尊敬の本質: 尊敬とは、**「ありのままにその人を抜きで見ること」**であり、その人がその人らしく成長・発展していけるよう気遣うことです。
対人関係の第一歩: 「他者の関心事に関心を持つこと」が尊敬の具体的な第一歩です。他者の目で見て、他者の耳で聞き、他者の心で感じることが**「共同体感覚」**へと繋がります。

2. 「今、ここ」の自己決定

目的論と意味付け: 人間は過去の原因ではなく、現在の「目的」に沿って生きています。過去の出来事そのものではなく、その出来事にどのような意味を与えるかによって自らの生を決定します。
過去の書き換え: 過去は「今の自分の正当性」を証明するために自由自在に書き換えられるものであり、「あなたの今」が過去を決めます。

3. 問題行動の5段階と承認欲求

問題行動の目的: 共同体の中で「特別な地位」を確保し、所属感を得るために以下の段階を辿ります。
 賞賛の要求: 褒めてもらうことを願う。
 注目: 褒められなければ目立とうとする。
 権力争い: 挑発し、力を見せつける。
 復讐: 悪質に相手を攻撃する。
 無能の証明: 己の無能さを誇示する。
承認欲求の否定: 他者からの承認を求める生き方は、他者の要望に沿った「他者の人生」を生きることになります。自由であるためには、承認を求めてはいけません。

4. 自立と信頼の構築

自立の定義: 自分の価値を他者に決めてもらうのが「依存」であり、自分の価値を自ら決定することが「自立」です。
信用と信頼: 信用は「条件付き」で信じることですが、信頼とは一切の条件をつけずに他者を信じることです。自己信頼があって初めて他者信頼が可能になります。
仕事と分業: 仕事の関係は「信用」、交友の関係は「信頼」に基づきます。職業に貴賤はなく、全ての仕事は共同体の誰かがやらなければならないことの分担に過ぎません。

5. 「愛」による主語の転換

人生の主語を「私たち」へ: 利己的に「私の幸せ」を求めるのでもなく、利他的に「あなたの幸せ」を願うのでもなく、分かちがたい**「私たちの幸せ」**を築き上げることが愛です。
自己中心性からの脱却: 愛を知ることで、人生の主語が「私」から「私たち」へと変わり、自己中心性から解放されます。

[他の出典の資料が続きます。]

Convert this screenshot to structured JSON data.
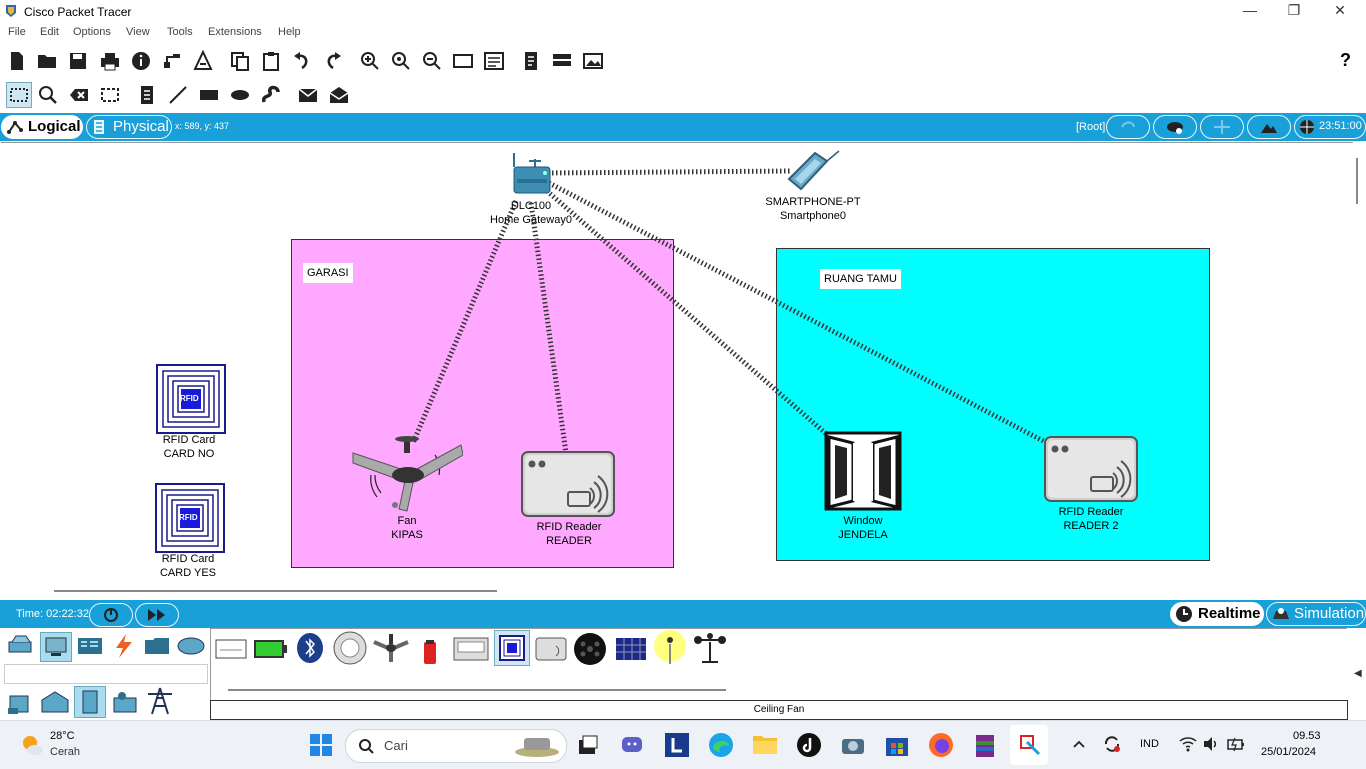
{
  "window": {
    "title": "Cisco Packet Tracer"
  },
  "menu": [
    "File",
    "Edit",
    "Options",
    "View",
    "Tools",
    "Extensions",
    "Help"
  ],
  "toolbar": {
    "help_label": "?"
  },
  "viewbar": {
    "logical_label": "Logical",
    "physical_label": "Physical",
    "coords": "x: 589, y: 437",
    "root_label": "[Root]",
    "clock": "23:51:00"
  },
  "workspace": {
    "clusters": [
      {
        "label": "GARASI",
        "color": "#ffa8ff"
      },
      {
        "label": "RUANG TAMU",
        "color": "#00ffff"
      }
    ],
    "devices": {
      "gateway": {
        "line1": "DLC100",
        "line2": "Home Gateway0"
      },
      "smartphone": {
        "line1": "SMARTPHONE-PT",
        "line2": "Smartphone0"
      },
      "card_no": {
        "line1": "RFID Card",
        "line2": "CARD NO"
      },
      "card_yes": {
        "line1": "RFID Card",
        "line2": "CARD YES"
      },
      "fan": {
        "line1": "Fan",
        "line2": "KIPAS"
      },
      "reader": {
        "line1": "RFID Reader",
        "line2": "READER"
      },
      "window": {
        "line1": "Window",
        "line2": "JENDELA"
      },
      "reader2": {
        "line1": "RFID Reader",
        "line2": "READER 2"
      }
    },
    "rfid_badge": "RFID"
  },
  "simbar": {
    "time": "Time: 02:22:32",
    "realtime_label": "Realtime",
    "simulation_label": "Simulation"
  },
  "device_panel": {
    "selected_name": "Ceiling Fan"
  },
  "taskbar": {
    "weather_temp": "28°C",
    "weather_desc": "Cerah",
    "search_placeholder": "Cari",
    "language": "IND",
    "time": "09.53",
    "date": "25/01/2024"
  },
  "colors": {
    "accent": "#1aa0d8"
  }
}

これが真の自立であり、世界をありのままに受け入れることに繋がります。
愛は決断である: 愛とは単なる感情ではなく、**「決意であり、決断であり、約束」**です。運命は自らの手で作り上げるものです。

6. 最良の別れと日常の試練

最良の別れに向けて: 全ての対人関係は「別れ」を前提に成り立っています。そのため、常に「最良の別れ」に向けて、「今、ここ」を真剣に生きる努力を怠ってはいけません。
何でもない日々の試練: 人生は特別な出来事ではなく、何でもない日常こそが試練です。最初の一歩を踏み出した後、歩み続ける勇気が本当に試されます。